I haven’t settled in to articulate thoughts lately, whether it’s because there is too much or too little to share, I am not sure. Or perhaps, the need to do so changed when I did. Because there’s been a lot of that.
In the last five years, something profound has taken shape in my life – the process of knowing me has become my primary venture, and in doing so, I’ve found the strength in facing [yes, facing] who I am with significant clarity. Learning and loving it, really.
My sister gave me a journal a few Christmasses ago. In addition to the mosaic of images that she crafted together to make the cover page, what’s unique about this space is that each page is split in two – one heading reads ‘fears/insecurities/lies’ while its counterpart states ‘truth’. The idea? List the former and find the latter – through counsel, scripture, or other sources of wisdom that might guide the sensitivities of the heart.
A place to be vulnerable.
It took two years to write anything down.
I think that’s what happens when someone declares what I did above – I am pretty sure I know who I am – entering a state of vulnerability is almost more difficult. As if considering fears/insecurities/lies might disrupt the place I’ve come to in knowing who I am… at the risk that there is even MORE to know. The journal and charge came along right when I was feeling, for the first time in my adult life, remarkably settled. Content. Confident. Not brave or courageous, just present. Some of these aspects included: evolving closer to I’m-a-really-great-teacher status, losing 65+ pounds, sharing long protected honesties, limiting expectations, loving my family freely as they are, investing wisely, and trusting the process. I wanted to breathe that in and out for awhile. Forever, if I could. Because I worked so hard to get here.
And then, a couple years pass, and knowing who I am seems to be the current resting place for waiting for things to happen [and wondering why they haven’t]. In effort to set some goals for this current season, one of desiring change and shedding habits of an unsatisfying routine, the inevitable travel of self-discovery is starting again. Though I know it’s been happening all along.

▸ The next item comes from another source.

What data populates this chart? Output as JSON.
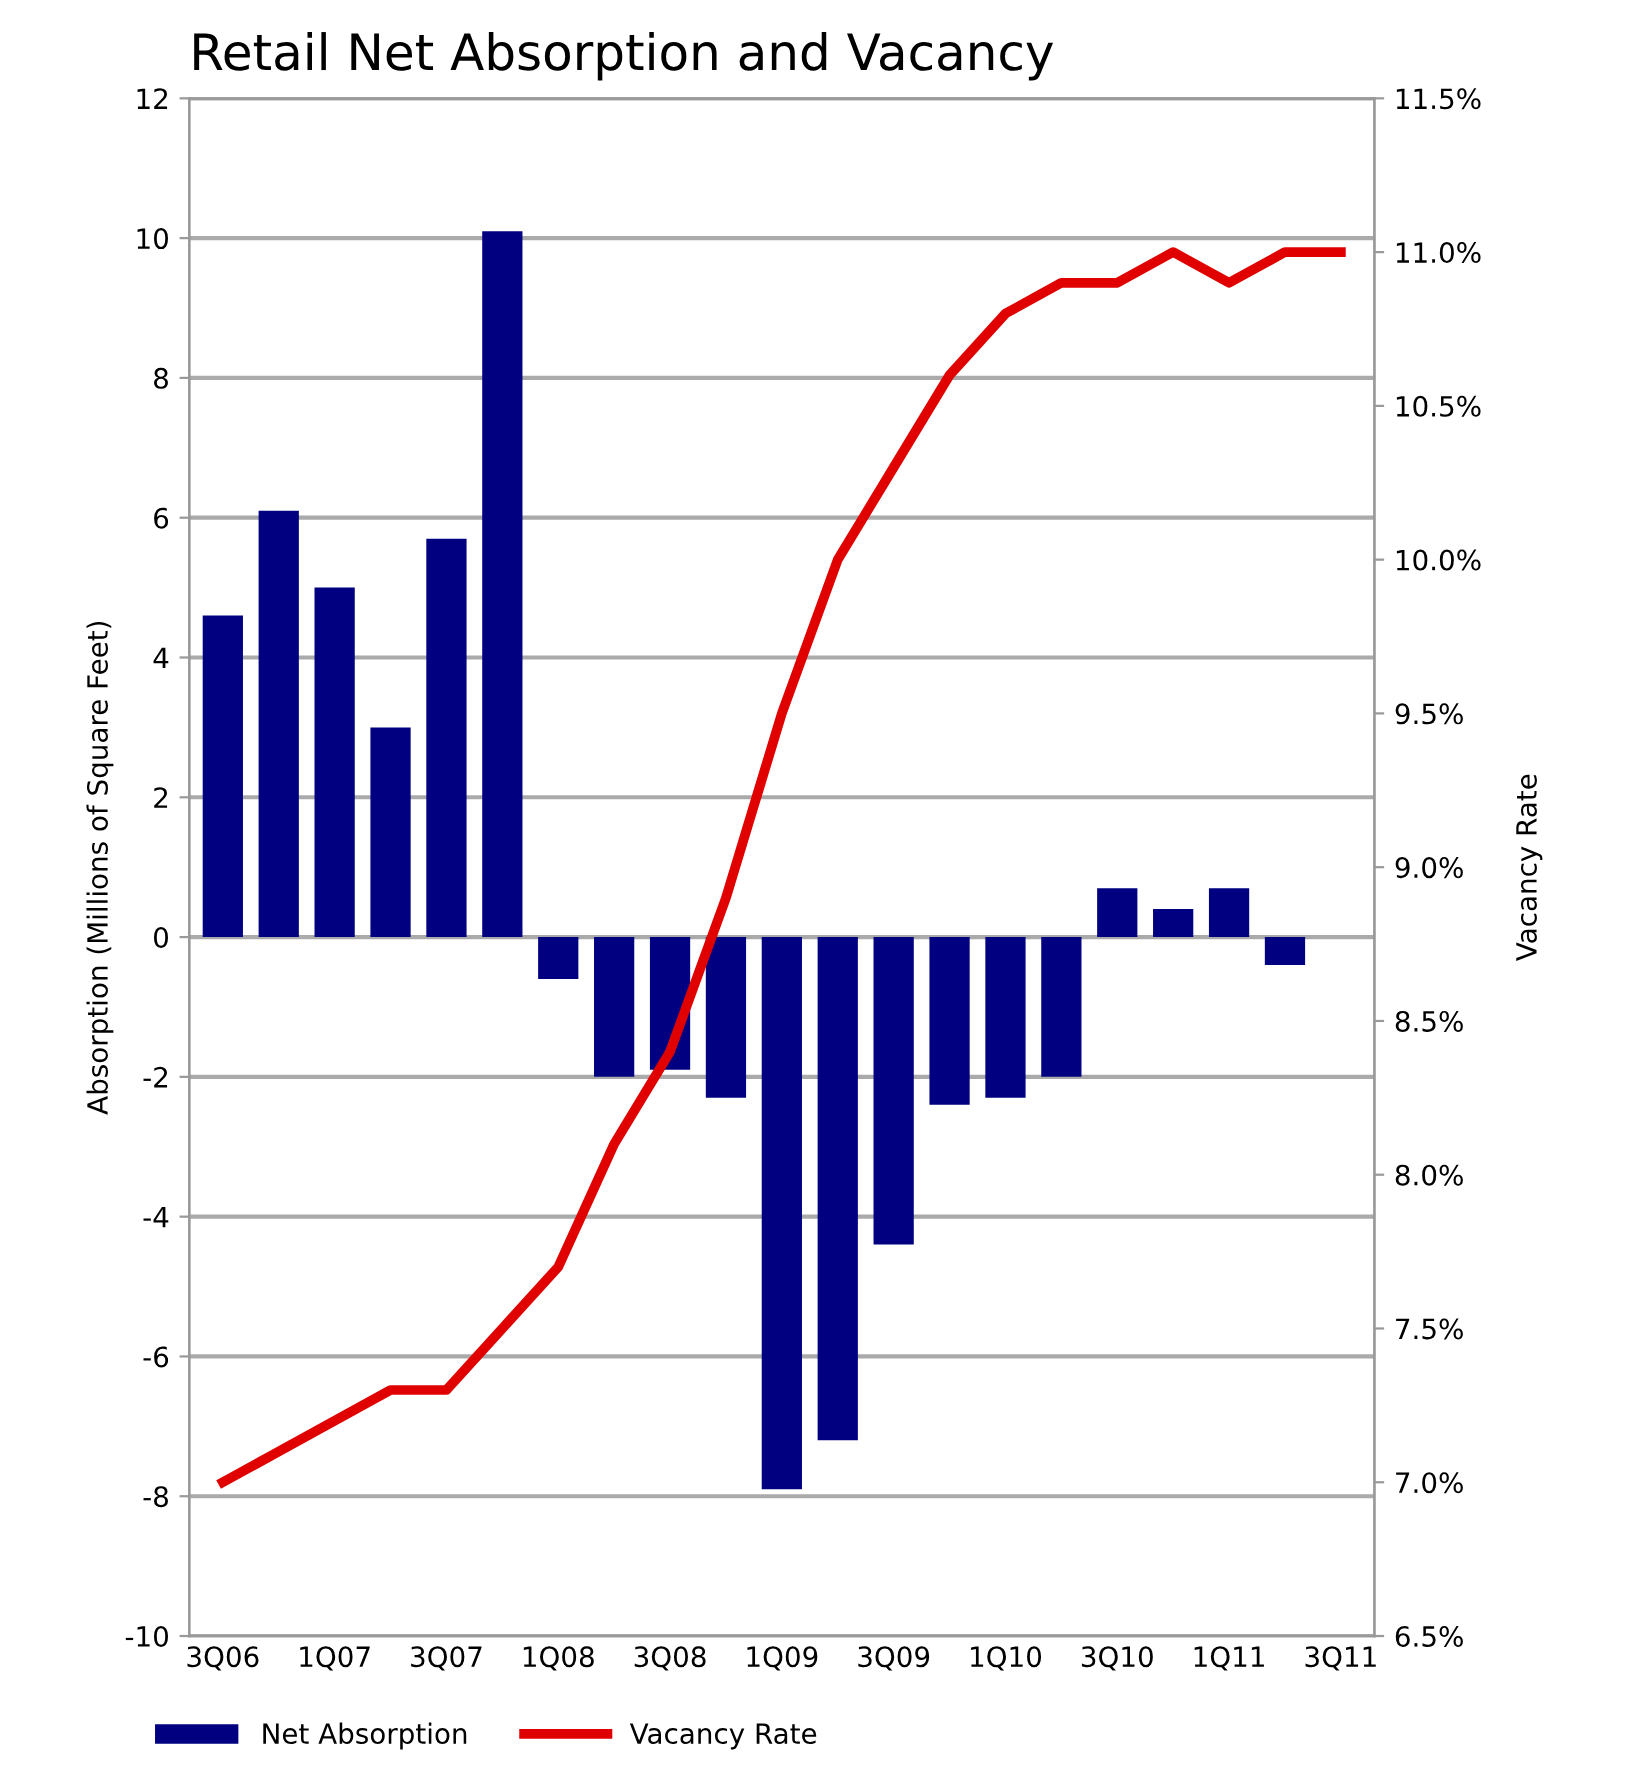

Integrity, honesty, faith, compassion, intellectual strength, silence, nourishment, generosity, independence, humility, grace – all descriptors of what I understand as ambient values in who I am. Now though, I’m hopeful that this continued learning identifies some other characteristics, too – trust, courage, adventures, activism, spirituality, boldness, and disciplined commitment.
For so long, I’ve submitted to an idea that almost everything is out of my control – like meeting someone and falling in love or securing that moment in time where all is well for me, too. As I’ve uncovered who I am, it’s pretty easy to see the flaws of that thinking; circumstances can absolutely be created from a willingness to step beyond and consider the possibility that I have way more influence on where [and what/who/why] I am than I’ve credited before.
Generating a list in the aforementioned journal is simply a vessel to approach those crevasses of my being that I have yet to know. And maybe there, I will find more truths that make knowing who I am, in all its messy and disrupting vulnerability, an even more extraordinary, exposing place to be.